Friday, July 25, 2014

Postcards: Homocidal Cat

     This summer, we have been forced to come to grips with the possibility that our cat is either a homicidal murderer, or a mob boss.

      It has been a weird summer for wild life, as in: Where Is The Wild Life? Usually in the Spring the several fox dens in our neighborhood are alive with moms and babies dashing across the street with their breakfast in their mouths. Our neighbors (Vesper's House) had a den in their back yard for years. We could not figure out why our cats were not targeted by the fox mom and babies every spring, until we became aware that one of our cats was a bird killer. And she would leave the bird at our back door, clearly to let us see how great a hunter she is, but also to leave it for the foxes to retrieve later in the evening. Like clockwork, good morning, dead bird. Good evening, bird gone. We finally figured the cat was catching birds for the foxes (fox?), and in return the fox(es) were leaving our cats alone. Brilliant strategy!
      However this year, there are no fox. Foxes? Fox-I. Fox. None. Zero. It's like they just vaporized. And when the predators disappear, the prey multiply. And multiply. Like rabbits. Because they are, in fact, rabbits.
       We are being over run by bunnies.
       I have never seen so many rabbits up here in my life.
       It isn't just the disappearance of the foxes. Fox? Fox-I. The coyotes are scarce as well this year. I have heard them maybe twice this summer. Usually I hear them nightly, jabbering and laughing their way up the street. Even if they aren't actually dancing up the street, the way sound bounces up
here it sounds like that is where they are. But not this year. Where are the coyotes?
        I dunno. I'm not here to answer those questions. If anyone reading this figures it out you can let me know.

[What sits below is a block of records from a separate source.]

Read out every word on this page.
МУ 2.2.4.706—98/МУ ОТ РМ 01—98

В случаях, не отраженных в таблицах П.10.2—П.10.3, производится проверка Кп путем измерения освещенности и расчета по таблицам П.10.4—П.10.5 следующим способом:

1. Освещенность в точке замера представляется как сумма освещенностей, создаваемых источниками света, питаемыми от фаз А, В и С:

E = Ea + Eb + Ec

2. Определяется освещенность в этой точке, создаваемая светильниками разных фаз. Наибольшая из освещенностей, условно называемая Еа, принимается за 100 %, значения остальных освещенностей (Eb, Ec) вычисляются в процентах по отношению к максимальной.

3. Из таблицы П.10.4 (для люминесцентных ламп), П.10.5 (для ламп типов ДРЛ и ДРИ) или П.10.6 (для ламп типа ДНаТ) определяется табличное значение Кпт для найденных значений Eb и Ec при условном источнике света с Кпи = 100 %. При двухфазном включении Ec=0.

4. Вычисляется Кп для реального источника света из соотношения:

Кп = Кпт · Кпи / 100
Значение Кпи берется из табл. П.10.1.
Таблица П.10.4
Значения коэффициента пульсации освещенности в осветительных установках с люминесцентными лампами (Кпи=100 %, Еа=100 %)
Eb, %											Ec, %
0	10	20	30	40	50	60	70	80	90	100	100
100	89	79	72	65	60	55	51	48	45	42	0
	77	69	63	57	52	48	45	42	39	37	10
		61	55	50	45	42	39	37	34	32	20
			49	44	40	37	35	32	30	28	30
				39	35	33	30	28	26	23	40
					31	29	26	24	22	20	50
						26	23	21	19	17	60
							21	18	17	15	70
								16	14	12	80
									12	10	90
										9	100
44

        The point is the lack of predators and increased prey seems to have whetted the appetite of our felines.
         The first dead rabbit---a small one---was found on the back porch. Headless. We thought maybe the cat killed it and something else ate the head.
         The second dead rabbit---full sized adult---was found on the side porch. Also headless. Genoa and Harper began speculating how quickly the flies could eat a head. Maybe the flies ate the head, they said out loud to themselves, while Jim and I exchanged glances.

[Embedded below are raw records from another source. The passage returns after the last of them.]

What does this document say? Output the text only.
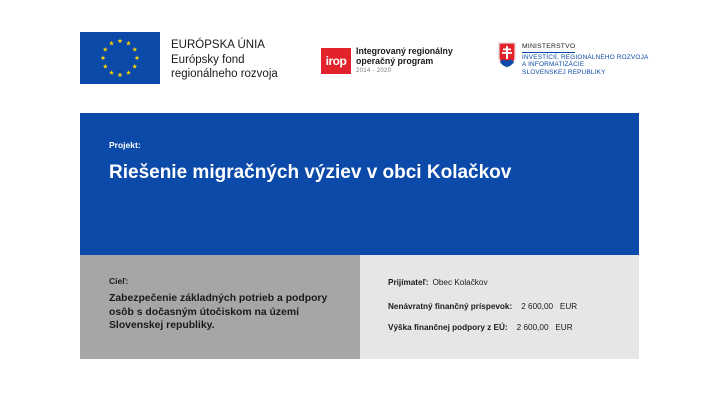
EURÓPSKA ÚNIA
Európsky fond
regionálneho rozvoja
irop
Integrovaný regionálny
operačný program
2014 - 2020
MINISTERSTVO
INVESTÍCIÍ, REGIONÁLNEHO ROZVOJA
A INFORMATIZÁCIE
SLOVENSKEJ REPUBLIKY
Projekt:
Riešenie migračných výziev v obci Kolačkov
Cieľ:
Zabezpečenie základných potrieb a podpory osôb s dočasným útočiskom na území Slovenskej republiky.
Prijímateľ: Obec Kolačkov
Nenávratný finančný príspevok: 2 600,00   EUR
Výška finančnej podpory z EÚ: 2 600,00   EUR
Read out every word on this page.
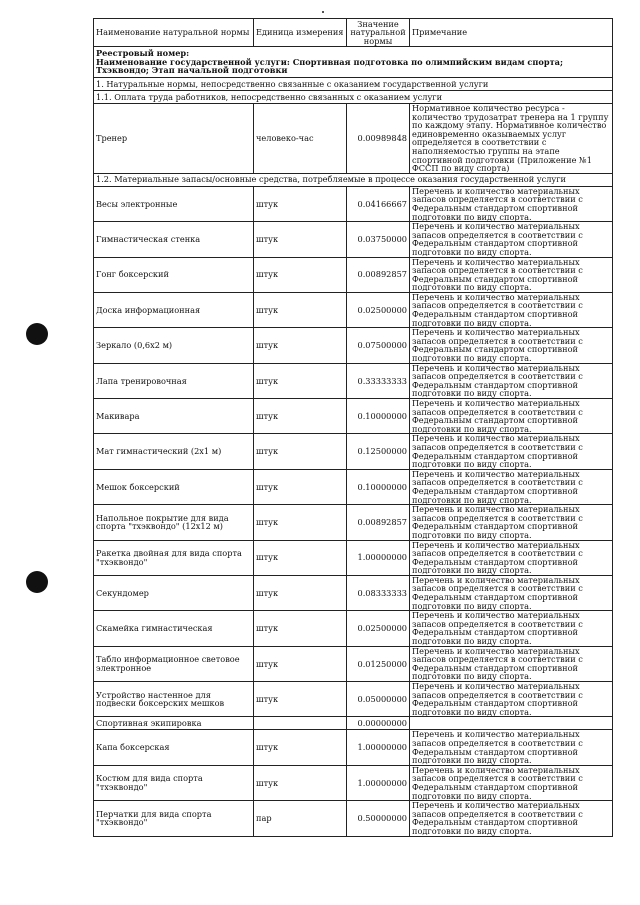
Наименование натуральной нормы	Единица измерения	Значение натуральной нормы	Примечание

Реестровый номер:
Наименование государственной услуги: Спортивная подготовка по олимпийским видам спорта; Тхэквондо; Этап начальной подготовки			

1. Натуральные нормы, непосредственно связанные с оказанием государственной услуги			
1.1. Оплата труда работников, непосредственно связанных с оказанием услуги			
Тренер	человеко-час	0.00989848	Нормативное количество ресурса - количество трудозатрат тренера на 1 группу по каждому этапу. Нормативное количество единовременно оказываемых услуг определяется в соответствии с наполняемостью группы на этапе спортивной подготовки (Приложение №1 ФССП по виду спорта)
1.2. Материальные запасы/основные средства, потребляемые в процессе оказания государственной услуги			
Весы электронные	штук	0.04166667	Перечень и количество материальных запасов определяется в соответствии с Федеральным стандартом спортивной подготовки по виду спорта.
Гимнастическая стенка	штук	0.03750000	Перечень и количество материальных запасов определяется в соответствии с Федеральным стандартом спортивной подготовки по виду спорта.
Гонг боксерский	штук	0.00892857	Перечень и количество материальных запасов определяется в соответствии с Федеральным стандартом спортивной подготовки по виду спорта.
Доска информационная	штук	0.02500000	Перечень и количество материальных запасов определяется в соответствии с Федеральным стандартом спортивной подготовки по виду спорта.
Зеркало (0,6х2 м)	штук	0.07500000	Перечень и количество материальных запасов определяется в соответствии с Федеральным стандартом спортивной подготовки по виду спорта.
Лапа тренировочная	штук	0.33333333	Перечень и количество материальных запасов определяется в соответствии с Федеральным стандартом спортивной подготовки по виду спорта.
Макивара	штук	0.10000000	Перечень и количество материальных запасов определяется в соответствии с Федеральным стандартом спортивной подготовки по виду спорта.
Мат гимнастический (2х1 м)	штук	0.12500000	Перечень и количество материальных запасов определяется в соответствии с Федеральным стандартом спортивной подготовки по виду спорта.
Мешок боксерский	штук	0.10000000	Перечень и количество материальных запасов определяется в соответствии с Федеральным стандартом спортивной подготовки по виду спорта.
Напольное покрытие для вида спорта "тхэквондо" (12х12 м)	штук	0.00892857	Перечень и количество материальных запасов определяется в соответствии с Федеральным стандартом спортивной подготовки по виду спорта.
Ракетка двойная для вида спорта "тхэквондо"	штук	1.00000000	Перечень и количество материальных запасов определяется в соответствии с Федеральным стандартом спортивной подготовки по виду спорта.
Секундомер	штук	0.08333333	Перечень и количество материальных запасов определяется в соответствии с Федеральным стандартом спортивной подготовки по виду спорта.
Скамейка гимнастическая	штук	0.02500000	Перечень и количество материальных запасов определяется в соответствии с Федеральным стандартом спортивной подготовки по виду спорта.
Табло информационное световое электронное	штук	0.01250000	Перечень и количество материальных запасов определяется в соответствии с Федеральным стандартом спортивной подготовки по виду спорта.
Устройство настенное для подвески боксерских мешков	штук	0.05000000	Перечень и количество материальных запасов определяется в соответствии с Федеральным стандартом спортивной подготовки по виду спорта.
Спортивная экипировка		0.00000000	
Капа боксерская	штук	1.00000000	Перечень и количество материальных запасов определяется в соответствии с Федеральным стандартом спортивной подготовки по виду спорта.
Костюм для вида спорта "тхэквондо"	штук	1.00000000	Перечень и количество материальных запасов определяется в соответствии с Федеральным стандартом спортивной подготовки по виду спорта.
Перчатки для вида спорта "тхэквондо"	пар	0.50000000	Перечень и количество материальных запасов определяется в соответствии с Федеральным стандартом спортивной подготовки по виду спорта.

          The third dead rabbit---medium sized---was found yesterday in the yard. Also headless.
          At this point we have to ask ourselves what it is that our cat is trying to tell us.
          Is she simply demonstrating her vast hunting skills now that there are more rabbits available to hunt? Dropping them around the perimeter of the house to make sure we appreciate her trophies?
          Or is she the boss of an intense Kitty Crime Syndicate with whom we have somehow become sideways, and these decapitated hoppers are being left as a warning?
           We weren't sure which of the four cats was the killer, but we had our suspicions. She is all black with a tiny little white mark on her chest. A white tie. Only mobsters wear white ties. My suspicions were cinched today when I let her in and she brushed past me chewing on a cigar.
          How am I to figure out what we have done to offend the syndicate? The cat does not have opposable thumbs, she can't even scrawl the most minimal of hints. I'm left to my own devices, as I try to make eye contact and open tuna. "What'd we do?"
          She just looks at me with her swimming yellow eyes, bored. Laughing inside. I may never know...and because of my own inability to communicate with felines, innocent bunnies are being slaughtered.